Chinese web giant Alibaba has reduced network outages by 92 percent, cut load balancing costs by 18.9 percent, and found ways to improve SmartNIC performance by offloading workloads to idle infrastructure.
The company revealed those outcomes in papers it will present at the SIGCOMM conference next week.
The reduction in network outages came from a technology Alibaba calls “ZooRoute” that its researchers describe [PDF] as “a fast failure recovery service that ensures global bypass in large-scale cloud networks within seconds.”
The paper describing ZooRoute explains that cloud operators’ networks will inevitably fail from time to time, and that strategies like fast rerouting and traffic engineering can take seconds and minutes respectively to restore traffic flows – too slow for many users.
“As a result, tenants are forced to develop their own recovery solutions, which typically involve redundant resources or protocol stack modifications, thereby increasing capital and operating expenses,” the paper argues.
The company claims its own ZooRoute tech can “instantly reroute traffic to a working path” by constantly probing for viable routes. If a failure occurs, ZooRoute is therefore aware of a route that will work, and switches to it ASAP. The paper says Alibaba Cloud has used ZooRoute for 18 months, and it has “significantly improved network reliability, reducing cumulative outage time by 92.71 percent.”
Alibaba Cloud has also deployed a tool called Hermes that it says “reduces daily worker hangs by 99.8 percent and lowers the unit cost of L7 LB infrastructure by 18.9 percent.”
A paper [PDF] describing Hermes explains that the layer 7 load balancers clouds use to keep their networks humming “rely on I/O event notification mechanisms such as epoll
to dispatch connections from the kernel to userspace workers,” but that this approach sometimes creates bottlenecks.
Alibaba’s solution is using eBPF – a tech that allows workloads to run with the same privileges enjoyed by processes in the Linux kernel – to filter demands from workers to understand which deserve priority, and then schedule tasks accordingly.
“Hermes is well suited for cloud L7 LBs facing diverse and rapidly changing traffic patterns, where no single scheduling policy can optimally handle all tenant workloads,” the paper states, and reports that in production at Alibaba Cloud it’s reduced the standard deviation of per-worker CPU utilization and connection counts by 90 percent and 99.4 percent, respectively, helped average daily worker hangs to decrease by 99.8 percent, and dropped the unit cost of cloud infra for our L7 LBs by 18.9 percent.
A third paper from Alibaba describes [PDF] “Nezha”, a distributed vSwitch load sharing system that works on SmartNICs – the CPU-equipped network cards that hyperscalers use to run networking and storage plumbing workloads so that CPUs can run tenants’ applications.

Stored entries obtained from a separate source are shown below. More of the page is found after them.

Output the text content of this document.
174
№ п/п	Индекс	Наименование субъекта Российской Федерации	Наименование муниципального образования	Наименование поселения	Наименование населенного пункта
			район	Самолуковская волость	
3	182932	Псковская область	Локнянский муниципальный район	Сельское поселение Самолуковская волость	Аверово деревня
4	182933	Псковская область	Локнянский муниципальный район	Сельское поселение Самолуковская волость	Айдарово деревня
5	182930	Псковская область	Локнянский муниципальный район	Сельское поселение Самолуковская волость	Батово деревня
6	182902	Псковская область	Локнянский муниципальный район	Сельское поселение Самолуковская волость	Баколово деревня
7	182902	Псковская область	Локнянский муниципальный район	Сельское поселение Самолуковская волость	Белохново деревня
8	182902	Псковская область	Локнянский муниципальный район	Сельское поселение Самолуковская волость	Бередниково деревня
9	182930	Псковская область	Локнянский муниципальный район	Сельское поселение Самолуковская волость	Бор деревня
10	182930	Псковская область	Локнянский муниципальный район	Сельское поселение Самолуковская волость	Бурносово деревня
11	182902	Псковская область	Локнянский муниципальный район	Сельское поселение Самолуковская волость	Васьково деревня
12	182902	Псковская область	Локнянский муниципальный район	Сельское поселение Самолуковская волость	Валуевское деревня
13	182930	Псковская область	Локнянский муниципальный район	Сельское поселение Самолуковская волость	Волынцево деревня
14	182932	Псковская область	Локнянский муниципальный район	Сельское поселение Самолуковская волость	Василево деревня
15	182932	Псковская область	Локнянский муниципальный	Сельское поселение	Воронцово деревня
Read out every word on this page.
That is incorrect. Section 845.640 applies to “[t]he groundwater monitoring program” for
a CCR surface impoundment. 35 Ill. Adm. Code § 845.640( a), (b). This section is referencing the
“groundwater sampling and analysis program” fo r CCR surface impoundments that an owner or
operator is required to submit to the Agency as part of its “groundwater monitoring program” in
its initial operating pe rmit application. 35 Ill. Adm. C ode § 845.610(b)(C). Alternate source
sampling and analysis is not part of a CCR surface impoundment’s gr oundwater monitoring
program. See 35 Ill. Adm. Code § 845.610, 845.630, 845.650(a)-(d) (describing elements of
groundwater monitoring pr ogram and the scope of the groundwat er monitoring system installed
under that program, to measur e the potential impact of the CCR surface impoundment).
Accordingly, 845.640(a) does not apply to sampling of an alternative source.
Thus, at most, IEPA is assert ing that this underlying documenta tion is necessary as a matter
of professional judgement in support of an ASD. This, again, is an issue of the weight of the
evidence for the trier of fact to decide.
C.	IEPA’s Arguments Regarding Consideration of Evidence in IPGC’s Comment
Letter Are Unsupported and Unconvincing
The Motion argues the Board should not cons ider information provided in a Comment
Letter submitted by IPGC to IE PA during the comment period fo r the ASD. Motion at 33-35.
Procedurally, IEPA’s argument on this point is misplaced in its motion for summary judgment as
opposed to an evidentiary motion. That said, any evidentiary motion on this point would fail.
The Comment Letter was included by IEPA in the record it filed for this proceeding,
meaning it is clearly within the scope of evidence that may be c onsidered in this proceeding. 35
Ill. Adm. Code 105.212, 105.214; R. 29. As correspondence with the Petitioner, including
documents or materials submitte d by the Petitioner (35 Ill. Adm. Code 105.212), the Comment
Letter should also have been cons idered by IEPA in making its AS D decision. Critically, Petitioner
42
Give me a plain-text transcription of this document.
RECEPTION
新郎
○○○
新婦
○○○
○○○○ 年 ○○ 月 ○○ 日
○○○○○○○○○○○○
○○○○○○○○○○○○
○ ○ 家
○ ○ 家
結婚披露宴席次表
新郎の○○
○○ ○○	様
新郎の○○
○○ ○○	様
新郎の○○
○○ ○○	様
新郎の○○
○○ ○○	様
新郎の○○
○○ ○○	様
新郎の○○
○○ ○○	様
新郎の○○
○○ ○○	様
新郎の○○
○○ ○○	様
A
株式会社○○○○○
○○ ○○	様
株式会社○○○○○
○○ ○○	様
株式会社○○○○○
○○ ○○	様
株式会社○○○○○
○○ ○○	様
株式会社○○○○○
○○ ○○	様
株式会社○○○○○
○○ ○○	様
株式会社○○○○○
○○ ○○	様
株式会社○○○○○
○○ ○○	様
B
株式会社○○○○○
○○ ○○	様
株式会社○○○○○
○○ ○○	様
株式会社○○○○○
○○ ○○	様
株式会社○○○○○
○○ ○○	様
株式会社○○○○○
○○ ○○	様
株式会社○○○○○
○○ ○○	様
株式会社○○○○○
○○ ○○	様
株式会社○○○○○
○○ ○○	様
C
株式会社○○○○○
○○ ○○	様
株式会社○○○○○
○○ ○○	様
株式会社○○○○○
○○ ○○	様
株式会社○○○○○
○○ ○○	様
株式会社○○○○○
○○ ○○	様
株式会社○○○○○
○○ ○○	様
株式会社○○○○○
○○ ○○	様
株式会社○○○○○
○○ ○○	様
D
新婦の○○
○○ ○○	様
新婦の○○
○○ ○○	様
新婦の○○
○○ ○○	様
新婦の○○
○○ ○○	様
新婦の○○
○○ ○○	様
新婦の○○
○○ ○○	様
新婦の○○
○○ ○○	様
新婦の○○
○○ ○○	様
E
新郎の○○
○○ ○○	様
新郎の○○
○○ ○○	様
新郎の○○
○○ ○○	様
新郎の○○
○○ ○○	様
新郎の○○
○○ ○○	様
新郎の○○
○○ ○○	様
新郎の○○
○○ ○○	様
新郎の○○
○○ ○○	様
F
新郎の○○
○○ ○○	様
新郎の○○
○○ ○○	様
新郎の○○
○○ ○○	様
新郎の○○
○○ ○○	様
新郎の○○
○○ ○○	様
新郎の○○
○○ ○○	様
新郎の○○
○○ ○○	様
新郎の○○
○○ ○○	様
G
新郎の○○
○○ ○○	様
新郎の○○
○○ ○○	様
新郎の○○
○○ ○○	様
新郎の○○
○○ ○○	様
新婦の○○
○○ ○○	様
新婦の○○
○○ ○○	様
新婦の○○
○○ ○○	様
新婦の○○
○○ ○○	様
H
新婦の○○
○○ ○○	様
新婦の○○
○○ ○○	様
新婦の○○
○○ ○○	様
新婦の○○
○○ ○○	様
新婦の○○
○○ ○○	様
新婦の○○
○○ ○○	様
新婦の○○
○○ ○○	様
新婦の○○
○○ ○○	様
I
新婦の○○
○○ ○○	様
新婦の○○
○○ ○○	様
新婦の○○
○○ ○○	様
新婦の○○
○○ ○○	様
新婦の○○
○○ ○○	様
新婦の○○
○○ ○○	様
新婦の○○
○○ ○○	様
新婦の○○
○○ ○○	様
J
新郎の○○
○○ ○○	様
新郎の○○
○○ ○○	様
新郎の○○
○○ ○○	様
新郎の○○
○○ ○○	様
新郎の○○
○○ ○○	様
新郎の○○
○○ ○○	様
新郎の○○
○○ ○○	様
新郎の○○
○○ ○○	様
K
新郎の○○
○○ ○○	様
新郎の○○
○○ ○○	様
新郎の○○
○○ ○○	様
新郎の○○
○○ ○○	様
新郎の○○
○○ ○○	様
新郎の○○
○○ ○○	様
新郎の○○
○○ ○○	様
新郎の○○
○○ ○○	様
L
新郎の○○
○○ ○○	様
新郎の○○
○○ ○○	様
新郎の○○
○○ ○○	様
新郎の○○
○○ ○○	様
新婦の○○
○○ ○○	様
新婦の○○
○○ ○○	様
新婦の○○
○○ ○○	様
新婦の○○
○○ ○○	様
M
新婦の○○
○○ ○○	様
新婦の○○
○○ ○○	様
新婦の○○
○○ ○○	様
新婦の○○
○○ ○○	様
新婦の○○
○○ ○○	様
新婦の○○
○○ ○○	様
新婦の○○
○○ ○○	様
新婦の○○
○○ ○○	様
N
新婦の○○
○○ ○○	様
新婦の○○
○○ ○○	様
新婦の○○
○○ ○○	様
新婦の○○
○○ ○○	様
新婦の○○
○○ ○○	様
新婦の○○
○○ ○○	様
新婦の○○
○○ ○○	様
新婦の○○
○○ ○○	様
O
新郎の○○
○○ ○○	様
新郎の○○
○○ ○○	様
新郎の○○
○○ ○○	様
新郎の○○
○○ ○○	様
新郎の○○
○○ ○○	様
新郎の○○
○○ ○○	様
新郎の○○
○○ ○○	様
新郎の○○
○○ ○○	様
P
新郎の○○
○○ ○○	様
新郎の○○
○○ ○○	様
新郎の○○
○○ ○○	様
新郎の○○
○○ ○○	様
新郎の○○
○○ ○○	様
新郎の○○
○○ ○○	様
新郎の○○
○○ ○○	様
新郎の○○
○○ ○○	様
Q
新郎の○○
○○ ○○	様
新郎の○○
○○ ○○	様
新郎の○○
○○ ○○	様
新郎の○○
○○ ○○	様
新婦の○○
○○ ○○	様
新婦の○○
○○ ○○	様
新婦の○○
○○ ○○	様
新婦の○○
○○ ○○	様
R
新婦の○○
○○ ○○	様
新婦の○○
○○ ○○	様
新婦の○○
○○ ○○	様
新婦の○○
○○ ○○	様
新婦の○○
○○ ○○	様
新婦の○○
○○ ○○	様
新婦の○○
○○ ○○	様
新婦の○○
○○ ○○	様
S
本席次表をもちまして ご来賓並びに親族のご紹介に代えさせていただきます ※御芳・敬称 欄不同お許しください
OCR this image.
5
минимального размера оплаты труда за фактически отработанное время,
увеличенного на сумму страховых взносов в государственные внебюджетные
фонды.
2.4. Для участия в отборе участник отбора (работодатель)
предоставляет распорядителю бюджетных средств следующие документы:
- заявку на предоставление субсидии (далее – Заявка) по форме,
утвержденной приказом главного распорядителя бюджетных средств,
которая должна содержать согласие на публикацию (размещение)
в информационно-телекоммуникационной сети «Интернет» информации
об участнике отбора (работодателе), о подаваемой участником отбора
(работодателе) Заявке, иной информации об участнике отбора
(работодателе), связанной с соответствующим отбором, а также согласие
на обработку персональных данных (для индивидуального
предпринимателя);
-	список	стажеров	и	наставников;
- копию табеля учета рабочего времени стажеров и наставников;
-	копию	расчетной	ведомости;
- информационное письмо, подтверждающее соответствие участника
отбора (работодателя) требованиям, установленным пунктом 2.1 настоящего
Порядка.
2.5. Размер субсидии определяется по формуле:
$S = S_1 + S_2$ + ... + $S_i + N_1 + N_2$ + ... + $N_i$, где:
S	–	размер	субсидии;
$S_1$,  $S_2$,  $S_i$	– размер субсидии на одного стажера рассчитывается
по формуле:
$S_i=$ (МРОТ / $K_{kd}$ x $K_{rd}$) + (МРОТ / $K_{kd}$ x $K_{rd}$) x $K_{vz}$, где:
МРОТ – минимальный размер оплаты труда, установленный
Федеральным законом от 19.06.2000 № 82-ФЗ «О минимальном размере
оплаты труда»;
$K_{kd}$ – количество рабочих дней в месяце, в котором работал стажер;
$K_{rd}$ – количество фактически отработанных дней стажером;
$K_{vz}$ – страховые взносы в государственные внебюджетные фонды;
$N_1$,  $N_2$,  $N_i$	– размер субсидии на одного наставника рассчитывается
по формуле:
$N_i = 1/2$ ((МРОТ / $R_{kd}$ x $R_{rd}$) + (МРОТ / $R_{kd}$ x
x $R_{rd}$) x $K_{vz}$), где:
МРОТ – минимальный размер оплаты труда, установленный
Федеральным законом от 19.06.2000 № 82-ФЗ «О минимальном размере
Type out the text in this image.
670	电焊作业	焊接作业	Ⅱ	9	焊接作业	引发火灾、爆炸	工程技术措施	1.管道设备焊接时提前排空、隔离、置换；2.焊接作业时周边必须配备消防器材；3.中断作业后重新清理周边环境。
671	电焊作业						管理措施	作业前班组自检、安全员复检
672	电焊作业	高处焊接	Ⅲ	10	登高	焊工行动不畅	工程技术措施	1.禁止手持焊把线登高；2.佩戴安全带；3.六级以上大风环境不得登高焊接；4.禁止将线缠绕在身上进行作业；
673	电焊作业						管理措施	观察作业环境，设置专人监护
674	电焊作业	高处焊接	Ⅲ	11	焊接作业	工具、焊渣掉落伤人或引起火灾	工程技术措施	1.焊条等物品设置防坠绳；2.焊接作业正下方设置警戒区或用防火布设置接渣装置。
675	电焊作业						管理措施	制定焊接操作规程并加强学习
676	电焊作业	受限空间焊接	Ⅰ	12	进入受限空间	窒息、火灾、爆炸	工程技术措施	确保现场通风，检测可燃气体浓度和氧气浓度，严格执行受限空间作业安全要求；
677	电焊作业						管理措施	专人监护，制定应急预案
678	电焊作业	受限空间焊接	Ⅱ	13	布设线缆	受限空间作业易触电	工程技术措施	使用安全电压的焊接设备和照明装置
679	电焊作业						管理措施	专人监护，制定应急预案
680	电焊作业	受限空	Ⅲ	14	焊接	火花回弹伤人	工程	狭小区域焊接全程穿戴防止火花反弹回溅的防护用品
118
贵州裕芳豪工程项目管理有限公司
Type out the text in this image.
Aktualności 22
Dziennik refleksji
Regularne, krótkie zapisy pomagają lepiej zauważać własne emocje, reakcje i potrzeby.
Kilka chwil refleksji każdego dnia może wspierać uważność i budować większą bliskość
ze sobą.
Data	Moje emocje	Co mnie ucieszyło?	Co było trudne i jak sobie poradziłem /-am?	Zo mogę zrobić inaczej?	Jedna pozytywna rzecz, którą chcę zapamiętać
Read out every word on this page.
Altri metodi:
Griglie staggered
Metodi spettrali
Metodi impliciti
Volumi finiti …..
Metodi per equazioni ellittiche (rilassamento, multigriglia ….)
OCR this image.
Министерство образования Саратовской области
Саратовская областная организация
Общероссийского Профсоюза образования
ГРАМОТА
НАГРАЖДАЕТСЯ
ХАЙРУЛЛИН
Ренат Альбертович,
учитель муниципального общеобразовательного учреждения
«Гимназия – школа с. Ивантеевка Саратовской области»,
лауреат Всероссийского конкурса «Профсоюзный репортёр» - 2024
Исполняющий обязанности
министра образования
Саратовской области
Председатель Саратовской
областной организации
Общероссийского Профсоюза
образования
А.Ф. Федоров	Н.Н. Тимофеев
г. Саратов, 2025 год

In the paper about Nezha, Alibaba admits that some of the virtual switches running on its SmartNICs are maxed out. Its solution is to find under-used SmartNICs and shift workloads to them.
“The deployment cost of Nezha is only a small fraction of that required to deploy new devices,” the paper states, and has significantly improved performance and moved bottlenecks from the vSwitch to the VM kernel stack.
SIGCOMM commences on September 8th, in Coimbra, Portugal.
One notable feature of this year’s event is a keynote by distinguished computer scientist (and Register columnist) Bruce Davie, to celebrate his being chosen as the recipient of the annual SIGCOMM Award, in recognition of his lifetime contributions to the field of communication networks.
Bruce is the first Australian to win the award, which The Register’s APAC desk thinks is bloody brilliant. ®